England once had a system of education for adults that was highly diverse, locally responsive, and an avenue for social mobility. No longer. As I explain in a new monograph published by the IEA, our further and adult education has been laid waste by Soviet-style central planning.
At a conservative estimate, £2 billion a year is being wasted, spent on activities which do nothing for either the economy or individual learners. Some of this is the cost of quangos which change with dizzying speed; more than 20 have come or gone in the last four years alone. Some is the administrative burden imposed by government on colleges and training providers. Much of it is because government sponsors and demands narrow micro-managed courses with no labour market value at all. The total is well over a third of total current spending on the sector.
To understand what is happening, compare our further and our higher education systems. Our universities are world-leaders, with only the US topping us in international rankings, and highly successful earners of foreign exchange, recruiting overseas students in ever-increasing numbers. British students - undergraduate and graduate - are prepared to pay sizeable fees, because they value the courses on offer.
In further education, by contrast, fee income is tiny. Local companies, which once commissioned customised training from colleges, or sponsored day-release students, rarely do so today.
Most of the adult courses which are now funded lead to low-level vocational qualifications, designed to tight central government standards, or to the Government’s own basic skills qualifications. Repeated research studies, commissioned by government departments in denial, show that these qualifications are generally of no economic value whatsoever. They do, however, contribute to the qualification targets by which the government measures its own success.
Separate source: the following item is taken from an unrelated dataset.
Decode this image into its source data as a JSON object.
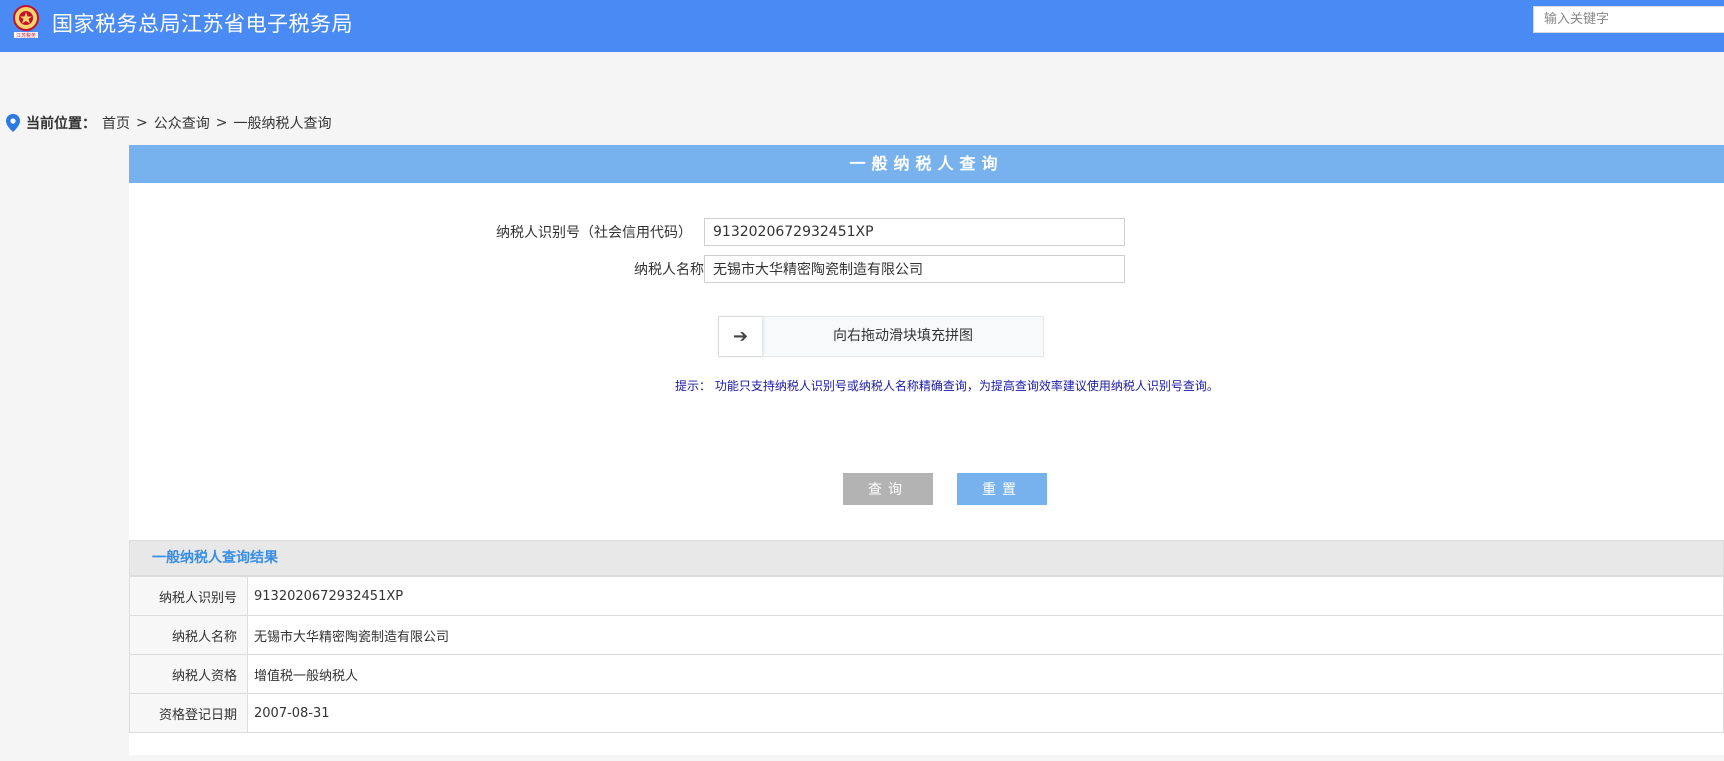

The current regime stultifies individual lives, and the waste is colossal: £2 billion a year would pay for Crossrail in a decade, or fund 300,000 new apprenticeships, or offset the increases in employers’ National Insurance contributions that are currently proposed. The upside is that further education is ripe for enormous improvement. Moving even a proportion of that money into programmes that someone actually wants would leave large numbers of people happier and better off.